When Jones was elected president of the Illinois State Senate five years ago, he vowed to change things at CSU, ultimately wielding his power as a legislator to secure funds for a university that until recently was considered one of the state’s most neglected institutions of higher education.
Ironically, CSU is not even located within Jones’ legislative district. But none of that matters to him. The 72-year-old politician has made the school his personal crusade and is working in Springfield — the state’s capital — to help revitalize the university where the student population is close to 80 percent Black.
“Chicago State University is a predominantly minority university, and they need someone to be their advocate,” says Jones, who has been criticized in the past for proposing controversial education legislation. For example, several years ago, he successfully petitioned and helped pass legislation that now requires the teaching of Black history and Holocaust history in Illinois schools. The proposal was met by some critics who questioned whether such a requirement was necessary. And he spearheaded a successful internship and scholarship program for minority students across the state, although other states are moving away from race-conscious programs for fear of facing major lawsuits.

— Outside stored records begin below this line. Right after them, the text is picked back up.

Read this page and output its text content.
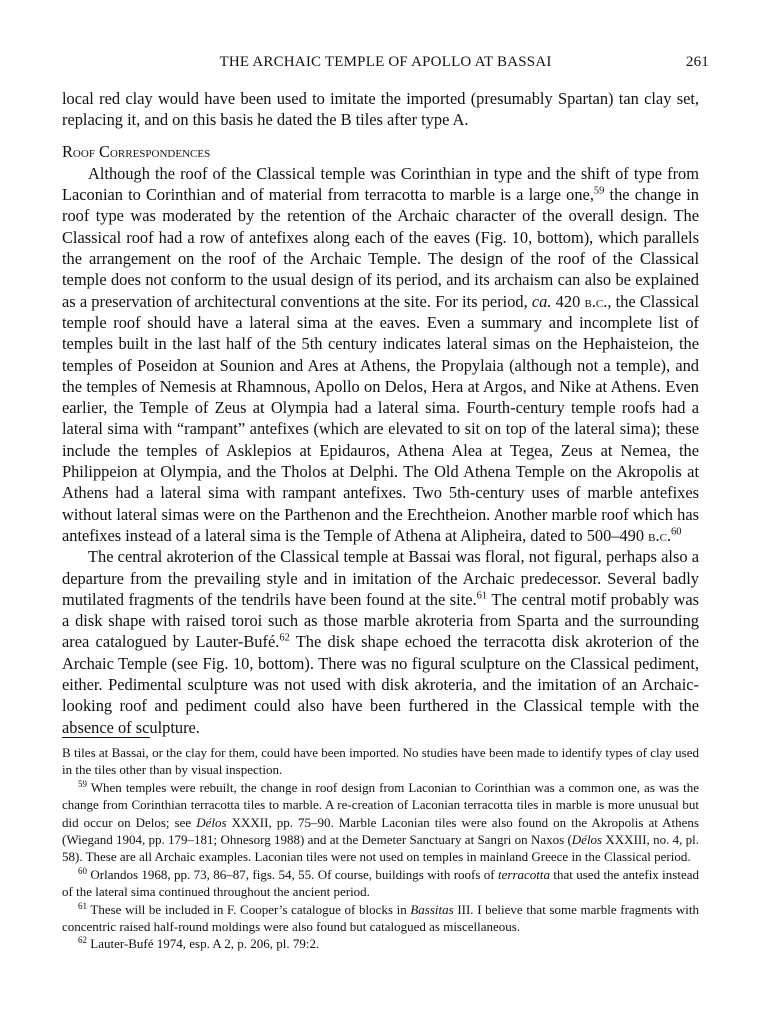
THE ARCHAIC TEMPLE OF APOLLO AT BASSAI	261

local red clay would have been used to imitate the imported (presumably Spartan) tan clay set, replacing it, and on this basis he dated the B tiles after type A.

Roof Correspondences

Although the roof of the Classical temple was Corinthian in type and the shift of type from Laconian to Corinthian and of material from terracotta to marble is a large one,$^{59}$ the change in roof type was moderated by the retention of the Archaic character of the overall design. The Classical roof had a row of antefixes along each of the eaves (Fig. 10, bottom), which parallels the arrangement on the roof of the Archaic Temple. The design of the roof of the Classical temple does not conform to the usual design of its period, and its archaism can also be explained as a preservation of architectural conventions at the site. For its period, ca. 420 b.c., the Classical temple roof should have a lateral sima at the eaves. Even a summary and incomplete list of temples built in the last half of the 5th century indicates lateral simas on the Hephaisteion, the temples of Poseidon at Sounion and Ares at Athens, the Propylaia (although not a temple), and the temples of Nemesis at Rhamnous, Apollo on Delos, Hera at Argos, and Nike at Athens. Even earlier, the Temple of Zeus at Olympia had a lateral sima. Fourth-century temple roofs had a lateral sima with “rampant” antefixes (which are elevated to sit on top of the lateral sima); these include the temples of Asklepios at Epidauros, Athena Alea at Tegea, Zeus at Nemea, the Philippeion at Olympia, and the Tholos at Delphi. The Old Athena Temple on the Akropolis at Athens had a lateral sima with rampant antefixes. Two 5th-century uses of marble antefixes without lateral simas were on the Parthenon and the Erechtheion. Another marble roof which has antefixes instead of a lateral sima is the Temple of Athena at Alipheira, dated to 500–490 b.c.$^{60}$

The central akroterion of the Classical temple at Bassai was floral, not figural, perhaps also a departure from the prevailing style and in imitation of the Archaic predecessor. Several badly mutilated fragments of the tendrils have been found at the site.$^{61}$ The central motif probably was a disk shape with raised toroi such as those marble akroteria from Sparta and the surrounding area catalogued by Lauter-Bufé.$^{62}$ The disk shape echoed the terracotta disk akroterion of the Archaic Temple (see Fig. 10, bottom). There was no figural sculpture on the Classical pediment, either. Pedimental sculpture was not used with disk akroteria, and the imitation of an Archaic-looking roof and pediment could also have been furthered in the Classical temple with the absence of sculpture.

B tiles at Bassai, or the clay for them, could have been imported. No studies have been made to identify types of clay used in the tiles other than by visual inspection.

$^{59}$ When temples were rebuilt, the change in roof design from Laconian to Corinthian was a common one, as was the change from Corinthian terracotta tiles to marble. A re-creation of Laconian terracotta tiles in marble is more unusual but did occur on Delos; see Délos XXXII, pp. 75–90. Marble Laconian tiles were also found on the Akropolis at Athens (Wiegand 1904, pp. 179–181; Ohnesorg 1988) and at the Demeter Sanctuary at Sangri on Naxos (Délos XXXIII, no. 4, pl. 58). These are all Archaic examples. Laconian tiles were not used on temples in mainland Greece in the Classical period.

$^{60}$ Orlandos 1968, pp. 73, 86–87, figs. 54, 55. Of course, buildings with roofs of terracotta that used the antefix instead of the lateral sima continued throughout the ancient period.

$^{61}$ These will be included in F. Cooper’s catalogue of blocks in Bassitas III. I believe that some marble fragments with concentric raised half-round moldings were also found but catalogued as miscellaneous.

$^{62}$ Lauter-Bufé 1974, esp. A 2, p. 206, pl. 79:2.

His lobbying efforts on behalf of CSU were satisfied last year when the university opened its $38 million, 171,000-square-foot convocation center. The center has a capacity of 6,500 and is one of the largest venues of its kind in the South Side of Chicago. It is currently used for university commencement, convocation ceremonies, athletic programming and concerts. The center is also a part of the city’s 2016 Olympic bid proposal.
In exchange for helping to secure the funds needed to build the convocation center, the school named the building after Jones and his late wife, Patricia, a reminder to students and faculty that they have a powerful advocate walking the corridors of the statehouse.
“He has really been a patron saint for Chicago State University,” says Dr. Elnora D. Daniel, the retiring president of CSU. “He’s really been pivotal in ensuring that we’ve received funding.”
Jones says that early on he realized that his colleagues in the Illinois State Legislature were aggressively lobbying for funds to support a variety of colleges and universities across the state and decided to follow suit. He was dismayed, however, to learn that CSU was the only college that did not have its own convocation center and was further troubled to learn that the school’s faculty were paid much less than their counterparts at nearby schools.
“For years, the school was not taken care of very well,” says Jones. “We are trying to bring it up to par with other universities in the state.”
When Daniel became president of CSU in 1998, the situation began to turn around. She joined forces with Jones, and the two worked together to develop a strategic plan that was targeted at sprucing up the campus and strengthening the school’s academic offerings. Earlier this year, CSU announced that it has launched a doctoral program in pharmacy and educational leadership.
Now, after 35 years in public office, Jones says that he remains committed to CSU and will continue to advocate for the campus as it continues to expand. “I face my share of criticism for doing my share for the university,” he says. “But other lawmakers have done the same thing over the years.”